24 Feb 2015

Todo o problema, tem uma solução

Isto é um problema, diria mais um grande problema.
Estamos a perder por ano 150,000 futuros engenheiros que depois darão primeiro-ministros.
Não pode continuar.
E, não vai continuar.
Um dos maiores especialistas mundiais, o Dr. David Justino tem uma solução.

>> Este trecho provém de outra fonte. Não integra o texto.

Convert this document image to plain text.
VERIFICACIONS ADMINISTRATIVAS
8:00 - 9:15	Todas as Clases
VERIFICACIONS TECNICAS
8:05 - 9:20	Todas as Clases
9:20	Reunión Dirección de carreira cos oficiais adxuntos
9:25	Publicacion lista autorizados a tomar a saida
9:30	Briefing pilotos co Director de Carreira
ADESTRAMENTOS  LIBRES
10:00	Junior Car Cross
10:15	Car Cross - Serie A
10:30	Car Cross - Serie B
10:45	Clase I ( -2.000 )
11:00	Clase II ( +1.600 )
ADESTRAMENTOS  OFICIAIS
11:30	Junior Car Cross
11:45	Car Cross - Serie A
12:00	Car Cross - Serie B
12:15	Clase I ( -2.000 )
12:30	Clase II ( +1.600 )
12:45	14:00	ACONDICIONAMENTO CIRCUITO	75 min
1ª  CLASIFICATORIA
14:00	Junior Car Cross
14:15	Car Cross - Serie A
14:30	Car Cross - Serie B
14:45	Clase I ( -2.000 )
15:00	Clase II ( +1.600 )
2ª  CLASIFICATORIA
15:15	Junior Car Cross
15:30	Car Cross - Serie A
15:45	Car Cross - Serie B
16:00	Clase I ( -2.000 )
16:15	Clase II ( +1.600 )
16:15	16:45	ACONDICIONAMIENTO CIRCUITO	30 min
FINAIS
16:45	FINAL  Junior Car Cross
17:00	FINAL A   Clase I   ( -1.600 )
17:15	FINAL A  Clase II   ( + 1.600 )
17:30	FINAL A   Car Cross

Dou uma ideia para os futuros exames que substituirão estas maçadoras provas.
Três perguntas para responder com uma cruzinha.

1. Qual o primeiro nome do jogador Ronaldo (Cristiano, Owjebuy, Hamadal)
2. CR7 é ( a marca de Cristiano Ronaldo, um símbolo químico, uma notação quântica)
3. Ronaldo, ou seja o CR7 nasceu na ( Madeira, Dallas, Moscovo).

Depois haveria um exame prático que consistiria em colocar uma palermice qualquer no facebook, mandar um SMS e colocar uma trapalhada qualquer no YouTube.

3 comments:

Zephyrus said...

Não há ensino técnico decente.

Na Suécia conheci um casal de licenciados que montou uma vacaria e têm um negócio de lenha.

Um amigo, médico, conheceu no Reino Unido um colega que aos 40 desistiu da Medicina para montar um negócio de agricultura biológica.

Muitas das grandes descobertas e muitos dos avanços tecnológicos partiram de técnicos e não de «doutores» ou de académicos.

Foram os revolucionários de Abril e foi mais tarde o cavaquismo (e a continuação, o guterrismo) que incutiram esta mentalidade.

A Grécia e a Espanha estão parecidas. Daí o desemprego jovem altíssimo.

Zephyrus said...

Se eu «mandasse» parte das escolas secundárias passariam a ser exclusivamente escolas técnicas.

David Justino acabou com as técnicas laboratoriais. Os alunos já não têm a mesma preparação que tinham antes para Ciências Farmacêuticas, Medicina, Bioquímica, Biologia...

Até o ensino para prosseguimento de estudos perdeu a componente prática que tinha no passado.

F.A. said...

Obrigado.
Sou do tempo das Escolas Técnicas, conheci vários engenheiros técnicos (era assim que se chamavam).
Foi uma das maiores asneiras o terem acabado com o ensino técnico para passarem a formar comboios de advogados e outras inutilidades por excesso de oferta.